Il suffit de revenir aux premières fictions d’un grand cinéaste pour parfois comprendre que, oui, tout était déjà là. Constat immuable que l’on verra très prochainement avec le Mala Noche de Gus Van Sant, film suffisamment dense pour englober tous les styles de l’esthète raffiné, et que l’on peut confirmer avec les premiers Park Chan-Wook qui dans leur genre s’imposent comme des pépites de premier choix. Il suffit d’un plan, d’une idée de mise en scène, d’une réplique cinglante pour comprendre que Park Chan-Wook annonçait déjà à l’époque une prédilection pour les intrigues exquisément alambiquées, les personnages amoraux plongés dans le grand charivari de l’existence et les obsessions minutieusement dissimulées.

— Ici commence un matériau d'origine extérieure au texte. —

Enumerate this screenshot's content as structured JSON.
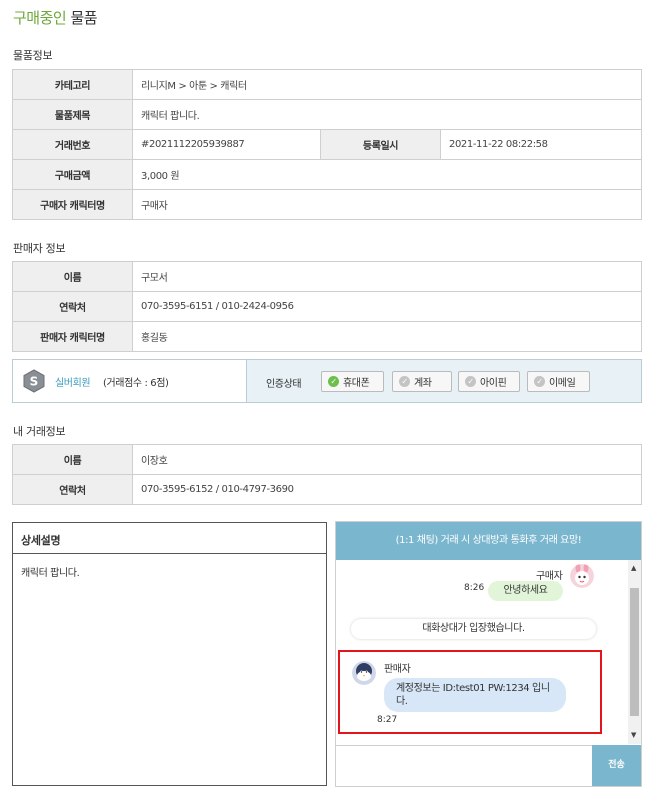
{
  "page": {
    "title_highlight": "구매중인",
    "title_rest": "물품"
  },
  "item_info": {
    "section_title": "물품정보",
    "category_label": "카테고리",
    "category_value": "리니지M > 아툰 > 캐릭터",
    "item_title_label": "물품제목",
    "item_title_value": "캐릭터 팝니다.",
    "trade_no_label": "거래번호",
    "trade_no_value": "#2021112205939887",
    "reg_date_label": "등록일시",
    "reg_date_value": "2021-11-22 08:22:58",
    "price_label": "구매금액",
    "price_value": "3,000 원",
    "buyer_char_label": "구매자 캐릭터명",
    "buyer_char_value": "구매자"
  },
  "seller_info": {
    "section_title": "판매자 정보",
    "name_label": "이름",
    "name_value": "구모서",
    "contact_label": "연락처",
    "contact_value": "070-3595-6151 / 010-2424-0956",
    "char_label": "판매자 캐릭터명",
    "char_value": "홍길동"
  },
  "seller_grade": {
    "badge_letter": "S",
    "grade": "실버회원",
    "score": "(거래점수 : 6점)",
    "cert_label": "인증상태",
    "certs": [
      {
        "label": "휴대폰",
        "verified": true
      },
      {
        "label": "계좌",
        "verified": false
      },
      {
        "label": "아이핀",
        "verified": false
      },
      {
        "label": "이메일",
        "verified": false
      }
    ],
    "check_mark": "✓",
    "colors": {
      "verified": "#6cbf4a",
      "unverified": "#c4c4c4"
    }
  },
  "my_info": {
    "section_title": "내 거래정보",
    "name_label": "이름",
    "name_value": "이장호",
    "contact_label": "연락처",
    "contact_value": "070-3595-6152 / 010-4797-3690"
  },
  "description": {
    "title": "상세설명",
    "body": "캐릭터 팝니다."
  },
  "chat": {
    "header": "(1:1 채팅) 거래 시 상대방과 통화후 거래 요망!",
    "messages": [
      {
        "sender": "구매자",
        "time": "8:26",
        "text": "안녕하세요",
        "side": "right"
      },
      {
        "system": "대화상대가 입장했습니다."
      },
      {
        "sender": "판매자",
        "time": "8:27",
        "text": "계정정보는 ID:test01 PW:1234 입니다.",
        "side": "left"
      }
    ],
    "input_value": "",
    "send_label": "전송",
    "colors": {
      "accent": "#7bb6cf",
      "buyer_bubble": "#e2f5d8",
      "seller_bubble": "#d7e7f7",
      "highlight_box": "#e3141c"
    }
  }
}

Premier cas : le drame urbain The Moon is the sun’s dream, réalisé en 1992 avec trois bouts de ficelles et des idées folles. La fureur qu’il contient – et qui est celle du cinéaste (il a toujours aimé traiter de la violence comme exécutoire à sa propre rage du monde) – plaide pour une énergie presque épuisante. Disons-le sans détour: au début des années 90, Park Chan-Wook rame. Il fait ce qu’il peut pour s’en sortir quitte à assurer quelques tâches comme de la traduction et apporter du matériel promotionnel dans les cinémas et les théâtres. De manière sommaire (alors que bien entendu, il ne l’est pas – Monsieur Park n’aime pas les films inoffensifs qui se reluquent d’un seul trait et préfère les uppercuts qui hantent durablement l’esprit au point de triturer les méninges de celui qui, ô joie, y succombe), le film raconte l’histoire d’un photographe – qui assure la voix-off et narre la tragédie de son point de vue – dont le demi-frère gangster vole l’argent de son patron avant de s’enfuir avec la petite amie de ce dernier.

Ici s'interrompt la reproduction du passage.